DCP Midstream LP’s chief executive lauded Colorado Gov. Jared Polis’ ability to forge agreement among the energy industry and environmental groups, saying it “ensured political and regulatory certainty” in the state “for years to come.”

DJ Basin Assets

CEO Wouter van Kempen of Denver-based DCP referred to a recent report from the governor in which he noted that both industry and environmental groups committed to him “a willingness to let Senate Bill (SB) 181, the landmark oil and gas legislation enacted in 2019, work through the regulatory process.” Both groups, Polis wrote in a July Colorado Politics article, “have committed to withdraw current ballot measures filed for 2020 and have expressed a willingness to work together to prevent future ballot measures through 2022.” 

Polis wrote in the journal that conflicts among the various constituencies around oil and gas development have resulted in expensive political and legal battles. SB 181 established the Colorado Oil and Gas Conservation Commission (COGCC), a full-time, professional overseer of the regulatory framework. The governor said the COGCC must be allowed to do its job. “Therefore, I will actively oppose ballot initiatives related to oil and gas extraction in 2020 and 2022 from both sides,” Polis wrote. Disagreements about projects now are to be resolved by the COGCC.  

During a call with analysts last week to discuss second quarter earnings, Kempen said the shift in political tone and posture created much-needed regulatory certainty for oil and gas companies active in the Denver-Julesburg Basin (DJ).

“We’re excited to see the potential of the DJ Basin now fully unleashed,” Kempen said. “Colorado is open for business and will continue in its essential role, providing our nation with a critical energy supply we demand.”

The DCP executive echoed recent comments made by PDC Energy Inc. CEO Bart Brookman. 

“While this doesn’t guarantee the opposition won’t attempt to gather signatures in two years, it is clearly the…most public support the industry has had from the governor’s office in recent memory,” Brookman said on the company’s earnings call this month. The support “should go a long way and limit the outside funding and support that is necessary to run an anti-industry campaign.”

Kempen also noted that the Cheyenne Connector natural gas pipeline came online during the second quarter, providing residual gas takeaway from the DJ to the Rockies Express Pipeline. Additionally, he said, Front Range and Texas Express expansions went into service, providing incremental advances in natural gas liquids takeaway capacity.

“These projects, in addition to the recently in-service Southern Hills extension have now eliminated all logistic constraints” in the DJ Basin,” Kempen said. “With the political risk within Colorado substantially minimized by the state’s top elected officials and our final projects coming online, the DJ Basin is ready to realize its full potential.”

More quarterly earnings coverage by NGI may be found here

During the second quarter, meanwhile, DCP focused on reining in costs and boosting cash flow amid price pressure imposed by the coronavirus pandemic.

The company reported expansion capital expenditures and equity investments totaling $84 million, down from $246 million a year earlier. Sustaining capital expenditures totaled $6 million, down from $19 million.
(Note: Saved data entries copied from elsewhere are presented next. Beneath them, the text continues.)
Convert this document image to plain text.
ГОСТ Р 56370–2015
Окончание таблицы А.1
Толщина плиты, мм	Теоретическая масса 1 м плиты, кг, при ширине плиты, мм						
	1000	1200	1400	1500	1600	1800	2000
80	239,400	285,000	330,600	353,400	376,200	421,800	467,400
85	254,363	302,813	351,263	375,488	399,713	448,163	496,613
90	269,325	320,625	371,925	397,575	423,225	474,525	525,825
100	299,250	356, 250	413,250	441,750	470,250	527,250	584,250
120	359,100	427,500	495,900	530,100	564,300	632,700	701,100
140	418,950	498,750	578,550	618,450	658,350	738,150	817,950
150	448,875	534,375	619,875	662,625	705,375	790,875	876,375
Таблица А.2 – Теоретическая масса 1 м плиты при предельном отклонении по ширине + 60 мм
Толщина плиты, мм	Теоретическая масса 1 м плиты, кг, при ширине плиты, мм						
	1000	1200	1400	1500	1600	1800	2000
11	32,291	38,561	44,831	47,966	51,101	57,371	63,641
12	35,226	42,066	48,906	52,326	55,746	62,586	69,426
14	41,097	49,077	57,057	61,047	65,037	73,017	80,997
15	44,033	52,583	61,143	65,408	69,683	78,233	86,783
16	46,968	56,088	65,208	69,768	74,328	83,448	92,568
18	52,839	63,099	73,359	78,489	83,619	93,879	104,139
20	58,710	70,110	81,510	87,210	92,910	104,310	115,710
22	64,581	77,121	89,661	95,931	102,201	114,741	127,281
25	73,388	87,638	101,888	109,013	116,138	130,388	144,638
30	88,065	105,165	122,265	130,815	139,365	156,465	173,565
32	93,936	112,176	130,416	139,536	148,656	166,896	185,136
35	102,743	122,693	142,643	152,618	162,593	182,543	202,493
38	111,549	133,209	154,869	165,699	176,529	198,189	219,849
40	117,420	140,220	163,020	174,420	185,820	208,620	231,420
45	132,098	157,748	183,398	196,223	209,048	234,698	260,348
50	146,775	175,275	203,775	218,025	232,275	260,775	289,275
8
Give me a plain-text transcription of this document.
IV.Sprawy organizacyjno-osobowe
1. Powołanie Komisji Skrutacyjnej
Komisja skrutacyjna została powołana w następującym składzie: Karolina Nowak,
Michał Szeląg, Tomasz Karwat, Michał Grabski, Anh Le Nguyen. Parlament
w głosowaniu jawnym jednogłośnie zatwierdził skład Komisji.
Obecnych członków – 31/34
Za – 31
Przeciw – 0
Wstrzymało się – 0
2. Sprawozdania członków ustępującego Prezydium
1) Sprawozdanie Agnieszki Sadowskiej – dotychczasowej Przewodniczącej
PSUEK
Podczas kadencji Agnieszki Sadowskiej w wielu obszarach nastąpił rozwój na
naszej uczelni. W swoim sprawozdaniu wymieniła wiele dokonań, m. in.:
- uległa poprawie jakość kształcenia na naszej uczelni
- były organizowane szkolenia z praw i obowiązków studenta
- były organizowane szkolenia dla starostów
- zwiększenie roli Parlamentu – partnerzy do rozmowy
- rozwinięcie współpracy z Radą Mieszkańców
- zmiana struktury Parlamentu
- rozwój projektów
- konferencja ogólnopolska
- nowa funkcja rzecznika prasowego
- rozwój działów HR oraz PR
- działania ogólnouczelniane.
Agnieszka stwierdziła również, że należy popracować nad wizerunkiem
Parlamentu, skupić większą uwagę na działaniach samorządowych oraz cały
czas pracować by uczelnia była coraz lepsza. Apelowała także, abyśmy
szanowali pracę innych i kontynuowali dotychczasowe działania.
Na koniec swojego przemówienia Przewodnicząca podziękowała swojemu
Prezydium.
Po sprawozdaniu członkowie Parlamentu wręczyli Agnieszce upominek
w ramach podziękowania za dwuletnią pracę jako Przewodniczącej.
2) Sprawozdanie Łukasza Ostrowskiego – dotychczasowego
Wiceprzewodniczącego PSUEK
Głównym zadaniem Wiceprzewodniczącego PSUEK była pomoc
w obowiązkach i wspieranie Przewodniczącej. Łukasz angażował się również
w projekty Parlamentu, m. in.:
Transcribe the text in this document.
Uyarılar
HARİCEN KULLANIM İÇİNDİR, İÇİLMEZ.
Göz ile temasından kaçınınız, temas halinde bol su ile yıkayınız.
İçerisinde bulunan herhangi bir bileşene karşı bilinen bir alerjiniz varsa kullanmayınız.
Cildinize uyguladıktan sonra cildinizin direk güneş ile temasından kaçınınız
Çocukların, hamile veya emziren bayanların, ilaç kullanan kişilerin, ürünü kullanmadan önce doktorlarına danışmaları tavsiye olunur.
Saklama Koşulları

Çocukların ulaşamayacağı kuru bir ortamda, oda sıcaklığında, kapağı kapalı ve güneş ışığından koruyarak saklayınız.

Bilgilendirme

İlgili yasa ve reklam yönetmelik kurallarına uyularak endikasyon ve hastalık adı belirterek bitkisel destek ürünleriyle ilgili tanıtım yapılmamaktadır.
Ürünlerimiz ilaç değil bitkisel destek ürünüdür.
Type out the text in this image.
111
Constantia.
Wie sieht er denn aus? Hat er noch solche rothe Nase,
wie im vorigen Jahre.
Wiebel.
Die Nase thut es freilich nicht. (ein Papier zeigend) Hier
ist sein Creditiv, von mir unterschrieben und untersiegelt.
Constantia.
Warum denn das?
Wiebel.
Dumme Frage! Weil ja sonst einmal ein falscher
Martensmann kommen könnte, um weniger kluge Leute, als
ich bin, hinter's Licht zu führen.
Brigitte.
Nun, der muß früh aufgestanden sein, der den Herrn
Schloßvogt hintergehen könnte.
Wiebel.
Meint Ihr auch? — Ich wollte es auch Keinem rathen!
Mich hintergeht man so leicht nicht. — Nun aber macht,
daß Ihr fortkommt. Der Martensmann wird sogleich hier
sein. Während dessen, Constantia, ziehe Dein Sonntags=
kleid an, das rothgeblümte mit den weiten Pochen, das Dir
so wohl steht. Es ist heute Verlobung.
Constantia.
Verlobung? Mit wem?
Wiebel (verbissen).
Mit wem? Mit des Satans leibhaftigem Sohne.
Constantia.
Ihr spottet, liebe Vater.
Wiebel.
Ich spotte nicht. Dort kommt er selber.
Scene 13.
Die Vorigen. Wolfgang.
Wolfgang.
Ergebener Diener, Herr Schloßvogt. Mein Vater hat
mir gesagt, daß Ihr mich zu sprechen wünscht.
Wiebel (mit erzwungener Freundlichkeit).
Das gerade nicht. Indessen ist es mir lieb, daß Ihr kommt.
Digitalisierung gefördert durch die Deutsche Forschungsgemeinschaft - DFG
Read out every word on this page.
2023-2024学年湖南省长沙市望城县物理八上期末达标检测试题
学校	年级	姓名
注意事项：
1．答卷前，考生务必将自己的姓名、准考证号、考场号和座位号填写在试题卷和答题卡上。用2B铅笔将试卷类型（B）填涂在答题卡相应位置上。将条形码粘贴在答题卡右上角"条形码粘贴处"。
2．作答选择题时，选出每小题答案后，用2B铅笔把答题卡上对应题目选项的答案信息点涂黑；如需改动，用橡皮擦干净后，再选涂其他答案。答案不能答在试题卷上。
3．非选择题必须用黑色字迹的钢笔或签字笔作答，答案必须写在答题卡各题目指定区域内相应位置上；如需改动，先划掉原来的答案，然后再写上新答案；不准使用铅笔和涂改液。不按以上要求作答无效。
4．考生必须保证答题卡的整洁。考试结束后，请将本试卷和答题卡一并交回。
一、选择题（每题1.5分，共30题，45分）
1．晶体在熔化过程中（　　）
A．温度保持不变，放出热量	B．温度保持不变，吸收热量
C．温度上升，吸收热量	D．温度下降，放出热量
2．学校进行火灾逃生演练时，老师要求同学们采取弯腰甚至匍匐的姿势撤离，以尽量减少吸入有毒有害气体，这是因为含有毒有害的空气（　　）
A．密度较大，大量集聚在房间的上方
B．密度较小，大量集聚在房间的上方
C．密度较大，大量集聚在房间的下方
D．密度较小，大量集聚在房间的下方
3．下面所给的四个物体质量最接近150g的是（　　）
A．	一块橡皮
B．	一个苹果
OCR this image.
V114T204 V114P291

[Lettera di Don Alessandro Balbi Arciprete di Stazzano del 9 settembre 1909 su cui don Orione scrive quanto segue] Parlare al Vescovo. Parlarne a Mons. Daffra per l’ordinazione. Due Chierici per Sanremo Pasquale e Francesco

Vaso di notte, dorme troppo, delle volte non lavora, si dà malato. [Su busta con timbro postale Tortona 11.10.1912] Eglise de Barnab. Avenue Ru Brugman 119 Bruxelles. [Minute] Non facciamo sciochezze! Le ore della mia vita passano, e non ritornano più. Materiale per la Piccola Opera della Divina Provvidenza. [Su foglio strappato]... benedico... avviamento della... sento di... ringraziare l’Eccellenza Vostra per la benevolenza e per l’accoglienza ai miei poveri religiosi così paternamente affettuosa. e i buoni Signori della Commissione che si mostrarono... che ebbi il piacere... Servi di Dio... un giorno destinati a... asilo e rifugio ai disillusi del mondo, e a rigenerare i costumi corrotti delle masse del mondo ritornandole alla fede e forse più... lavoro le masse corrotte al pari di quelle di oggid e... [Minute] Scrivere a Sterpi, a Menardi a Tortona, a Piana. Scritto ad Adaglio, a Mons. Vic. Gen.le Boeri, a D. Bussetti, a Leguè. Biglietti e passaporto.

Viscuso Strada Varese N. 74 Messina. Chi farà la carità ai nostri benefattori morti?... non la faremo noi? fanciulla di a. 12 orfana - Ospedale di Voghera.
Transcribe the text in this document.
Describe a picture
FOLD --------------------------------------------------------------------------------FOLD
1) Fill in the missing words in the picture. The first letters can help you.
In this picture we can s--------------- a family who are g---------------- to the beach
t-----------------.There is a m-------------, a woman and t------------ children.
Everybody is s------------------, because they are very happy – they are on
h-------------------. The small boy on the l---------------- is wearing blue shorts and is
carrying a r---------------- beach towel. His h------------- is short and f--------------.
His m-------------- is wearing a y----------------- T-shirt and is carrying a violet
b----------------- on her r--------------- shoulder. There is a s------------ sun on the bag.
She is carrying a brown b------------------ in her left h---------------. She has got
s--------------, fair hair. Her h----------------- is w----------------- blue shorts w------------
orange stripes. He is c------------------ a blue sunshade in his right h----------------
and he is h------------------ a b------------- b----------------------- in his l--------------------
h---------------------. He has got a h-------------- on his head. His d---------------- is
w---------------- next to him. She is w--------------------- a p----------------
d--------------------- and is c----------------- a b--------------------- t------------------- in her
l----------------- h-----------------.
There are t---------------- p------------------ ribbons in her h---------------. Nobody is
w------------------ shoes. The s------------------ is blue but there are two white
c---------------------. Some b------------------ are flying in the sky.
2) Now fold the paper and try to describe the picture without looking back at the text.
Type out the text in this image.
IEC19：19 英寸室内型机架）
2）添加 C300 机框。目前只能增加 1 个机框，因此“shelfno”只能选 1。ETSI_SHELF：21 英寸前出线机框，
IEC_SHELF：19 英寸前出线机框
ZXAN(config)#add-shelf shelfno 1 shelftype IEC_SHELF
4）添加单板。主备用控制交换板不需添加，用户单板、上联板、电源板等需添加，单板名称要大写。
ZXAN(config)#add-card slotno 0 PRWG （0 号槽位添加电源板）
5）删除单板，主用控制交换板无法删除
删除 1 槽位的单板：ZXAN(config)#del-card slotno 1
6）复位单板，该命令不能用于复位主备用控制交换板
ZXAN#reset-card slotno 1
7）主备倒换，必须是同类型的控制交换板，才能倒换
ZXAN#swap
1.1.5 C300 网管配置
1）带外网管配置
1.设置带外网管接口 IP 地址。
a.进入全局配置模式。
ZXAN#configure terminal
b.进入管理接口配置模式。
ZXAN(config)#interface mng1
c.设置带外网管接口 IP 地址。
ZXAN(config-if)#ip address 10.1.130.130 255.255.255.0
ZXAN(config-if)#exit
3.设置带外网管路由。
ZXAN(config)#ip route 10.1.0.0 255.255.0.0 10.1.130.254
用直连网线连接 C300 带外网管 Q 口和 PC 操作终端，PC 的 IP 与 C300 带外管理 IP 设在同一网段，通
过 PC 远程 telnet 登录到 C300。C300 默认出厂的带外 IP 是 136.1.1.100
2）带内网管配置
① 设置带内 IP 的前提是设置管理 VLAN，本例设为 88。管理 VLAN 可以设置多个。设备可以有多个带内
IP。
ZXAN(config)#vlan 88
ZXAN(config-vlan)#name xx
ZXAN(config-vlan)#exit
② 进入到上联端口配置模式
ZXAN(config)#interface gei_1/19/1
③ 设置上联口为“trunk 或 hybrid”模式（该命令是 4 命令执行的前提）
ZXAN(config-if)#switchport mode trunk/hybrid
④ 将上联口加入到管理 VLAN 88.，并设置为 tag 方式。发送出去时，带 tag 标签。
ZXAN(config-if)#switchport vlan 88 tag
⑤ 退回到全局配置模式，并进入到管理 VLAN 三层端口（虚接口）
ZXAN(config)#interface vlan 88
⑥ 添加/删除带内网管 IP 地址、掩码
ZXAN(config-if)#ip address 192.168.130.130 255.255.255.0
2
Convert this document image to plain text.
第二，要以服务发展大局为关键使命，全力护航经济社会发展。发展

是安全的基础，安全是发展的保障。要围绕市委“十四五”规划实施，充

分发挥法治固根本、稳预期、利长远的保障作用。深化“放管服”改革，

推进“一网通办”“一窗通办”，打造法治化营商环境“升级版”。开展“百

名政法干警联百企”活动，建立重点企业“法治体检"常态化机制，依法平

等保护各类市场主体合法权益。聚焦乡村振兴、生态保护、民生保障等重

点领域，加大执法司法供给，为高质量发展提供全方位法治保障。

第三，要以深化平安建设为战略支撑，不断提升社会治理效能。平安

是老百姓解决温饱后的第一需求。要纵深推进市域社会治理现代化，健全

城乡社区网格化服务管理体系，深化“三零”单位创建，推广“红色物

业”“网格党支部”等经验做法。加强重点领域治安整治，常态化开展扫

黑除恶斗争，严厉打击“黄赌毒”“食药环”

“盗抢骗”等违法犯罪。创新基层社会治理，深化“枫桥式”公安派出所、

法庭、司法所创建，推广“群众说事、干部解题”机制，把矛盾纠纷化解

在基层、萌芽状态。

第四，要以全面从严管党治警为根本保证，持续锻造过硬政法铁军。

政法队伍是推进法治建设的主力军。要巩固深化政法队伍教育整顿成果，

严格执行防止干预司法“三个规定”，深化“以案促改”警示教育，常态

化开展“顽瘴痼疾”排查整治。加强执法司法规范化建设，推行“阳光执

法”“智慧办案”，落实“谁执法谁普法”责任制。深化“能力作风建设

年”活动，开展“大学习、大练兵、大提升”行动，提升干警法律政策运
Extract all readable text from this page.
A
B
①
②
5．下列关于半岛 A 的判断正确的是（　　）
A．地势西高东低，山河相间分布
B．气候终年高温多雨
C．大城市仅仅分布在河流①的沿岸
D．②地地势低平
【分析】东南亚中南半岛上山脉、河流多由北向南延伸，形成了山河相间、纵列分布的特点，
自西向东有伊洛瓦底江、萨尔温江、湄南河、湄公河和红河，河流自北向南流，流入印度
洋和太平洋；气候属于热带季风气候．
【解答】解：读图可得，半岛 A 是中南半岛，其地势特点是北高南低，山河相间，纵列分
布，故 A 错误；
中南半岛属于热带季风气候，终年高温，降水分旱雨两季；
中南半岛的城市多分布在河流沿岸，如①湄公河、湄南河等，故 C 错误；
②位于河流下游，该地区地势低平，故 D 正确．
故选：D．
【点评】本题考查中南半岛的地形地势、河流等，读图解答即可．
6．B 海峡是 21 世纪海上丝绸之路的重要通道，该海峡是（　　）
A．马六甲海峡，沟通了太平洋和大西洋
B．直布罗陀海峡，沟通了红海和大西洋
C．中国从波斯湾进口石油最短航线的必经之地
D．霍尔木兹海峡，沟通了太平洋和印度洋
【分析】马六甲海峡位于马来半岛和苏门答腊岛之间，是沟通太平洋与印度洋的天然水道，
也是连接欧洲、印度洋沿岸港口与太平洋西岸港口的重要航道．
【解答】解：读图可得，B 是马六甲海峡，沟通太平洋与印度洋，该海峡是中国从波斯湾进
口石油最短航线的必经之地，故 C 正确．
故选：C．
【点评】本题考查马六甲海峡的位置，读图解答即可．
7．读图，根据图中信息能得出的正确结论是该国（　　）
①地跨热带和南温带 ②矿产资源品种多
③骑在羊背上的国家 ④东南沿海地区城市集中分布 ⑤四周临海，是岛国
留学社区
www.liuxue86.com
DCP generated $54 million of free cash flow in the second quarter.

“Our sustaining capital will be more heavily weighted to the back half of the year and our growth capital will be significantly lower for the remainder of 2020 as we spent the vast majority on owned projects in the first half of the year,” CFO Sean O’Brien said on the call. The company now expects spending to “trend to the high end of our $150 million to $190 million range, but still down approximately $400 million from our original guidance,” prior to the pandemic.

Distributable cash flow was $220 million for the second quarter, up 27% from the year-ago period.

DCP reported second quarter net income of $47 million (15 cents/share), compared with $119 million (43 cents) in the second quarter of 2019.